Steiner notes that the published results are fairly conservative. “We did not value many things that we all know are really important like inequity in the food system, or the fact that we have potential antibiotic resistance coming down the line. Those are not zero, but we had no defensible way of measuring these costs,” he says.
Steiner also recognizes that a key area of concern for consumers is how TCA will impact food prices at grocery stores. He explains that this report finds a way to account for the true cost of food without raising these prices. “We think most of this report is about redirecting the way money gets spent by governments and private companies versus increasing the cost of food at grocery stores,” he tells Food Tank. He hopes the report, and other TCA reports, will spur governments, policymakers, and investors to reconsider purchasing practices to avoid burdening consumers.

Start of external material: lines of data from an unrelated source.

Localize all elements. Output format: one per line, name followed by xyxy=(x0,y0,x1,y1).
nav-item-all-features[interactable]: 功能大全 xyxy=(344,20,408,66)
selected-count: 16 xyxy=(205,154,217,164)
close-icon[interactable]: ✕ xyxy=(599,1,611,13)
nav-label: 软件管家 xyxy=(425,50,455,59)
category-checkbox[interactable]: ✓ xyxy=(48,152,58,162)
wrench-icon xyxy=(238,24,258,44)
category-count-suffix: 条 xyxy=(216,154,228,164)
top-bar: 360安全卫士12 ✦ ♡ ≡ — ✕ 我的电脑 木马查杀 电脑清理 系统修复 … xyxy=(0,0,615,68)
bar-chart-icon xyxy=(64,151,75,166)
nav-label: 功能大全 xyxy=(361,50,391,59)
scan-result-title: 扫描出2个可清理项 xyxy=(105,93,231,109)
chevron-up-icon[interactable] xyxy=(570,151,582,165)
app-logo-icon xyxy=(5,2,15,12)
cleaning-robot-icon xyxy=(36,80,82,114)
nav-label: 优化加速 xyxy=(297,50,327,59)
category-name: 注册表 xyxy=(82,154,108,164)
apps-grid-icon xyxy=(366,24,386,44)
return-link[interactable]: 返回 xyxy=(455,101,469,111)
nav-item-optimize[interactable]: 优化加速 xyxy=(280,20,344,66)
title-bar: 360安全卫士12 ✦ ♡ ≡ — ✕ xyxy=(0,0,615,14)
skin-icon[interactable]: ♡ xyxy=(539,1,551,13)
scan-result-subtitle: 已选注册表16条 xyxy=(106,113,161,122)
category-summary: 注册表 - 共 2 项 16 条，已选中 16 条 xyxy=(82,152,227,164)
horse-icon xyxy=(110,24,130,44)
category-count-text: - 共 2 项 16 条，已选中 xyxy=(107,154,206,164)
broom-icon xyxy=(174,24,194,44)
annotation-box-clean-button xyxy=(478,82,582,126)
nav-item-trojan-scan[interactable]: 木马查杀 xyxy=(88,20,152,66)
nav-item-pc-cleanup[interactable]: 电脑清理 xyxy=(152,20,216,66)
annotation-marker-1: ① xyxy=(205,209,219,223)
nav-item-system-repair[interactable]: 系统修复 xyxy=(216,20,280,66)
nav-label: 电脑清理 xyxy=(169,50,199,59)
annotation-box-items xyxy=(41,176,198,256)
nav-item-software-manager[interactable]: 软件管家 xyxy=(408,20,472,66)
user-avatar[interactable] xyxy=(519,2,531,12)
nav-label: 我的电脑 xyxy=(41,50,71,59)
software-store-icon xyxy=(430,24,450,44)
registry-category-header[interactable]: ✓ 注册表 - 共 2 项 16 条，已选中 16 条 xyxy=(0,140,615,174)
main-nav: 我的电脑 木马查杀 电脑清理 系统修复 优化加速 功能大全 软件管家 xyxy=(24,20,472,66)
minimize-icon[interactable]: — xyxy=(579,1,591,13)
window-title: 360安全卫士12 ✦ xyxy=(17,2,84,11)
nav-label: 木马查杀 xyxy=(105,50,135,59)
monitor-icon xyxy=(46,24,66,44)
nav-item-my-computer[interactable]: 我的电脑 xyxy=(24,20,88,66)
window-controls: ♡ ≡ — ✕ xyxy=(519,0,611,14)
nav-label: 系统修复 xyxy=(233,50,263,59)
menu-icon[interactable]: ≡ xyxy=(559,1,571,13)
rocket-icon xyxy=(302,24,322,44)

“We can change the formula by which contract bids [to procure food] are accepted. For example, a state bids this type of food, but actually the food is produced outside the state and has a huge carbon footprint, and also a lower health component,” Steiner explains. Using TCA, governments are provided with the tools to procure food that can improve nutrition, is better for the environment, and reduces the true cost of food in the long-term.
“I would love the [U.S. Department of Agriculture] to do a true cost accounting and for the budget office to use true cost accounting as a way of analyzing budgets, that would be a fundamental, structural change,” Steiner tells Food Tank. “You have to change the way capital flows, the way governments allocate public monies, and this true cost accounting approach is a framework to help those people who are making these decisions.”
Steiner hopes this report can also improve investors’ decision-making practices. “We think this idea of true cost accounting can get embedded into environmental, social, and governance (ESG) investing, so when investors are deciding whether or not to invest in a company, they are using this framework,” he tells Food Tank.
Steiner emphasizes the importance of TCA in helping institutions and companies move forward with food systems transformations. “This creates a way to be very specific about what food transformation is. That’s the reason we’re really excited about this.”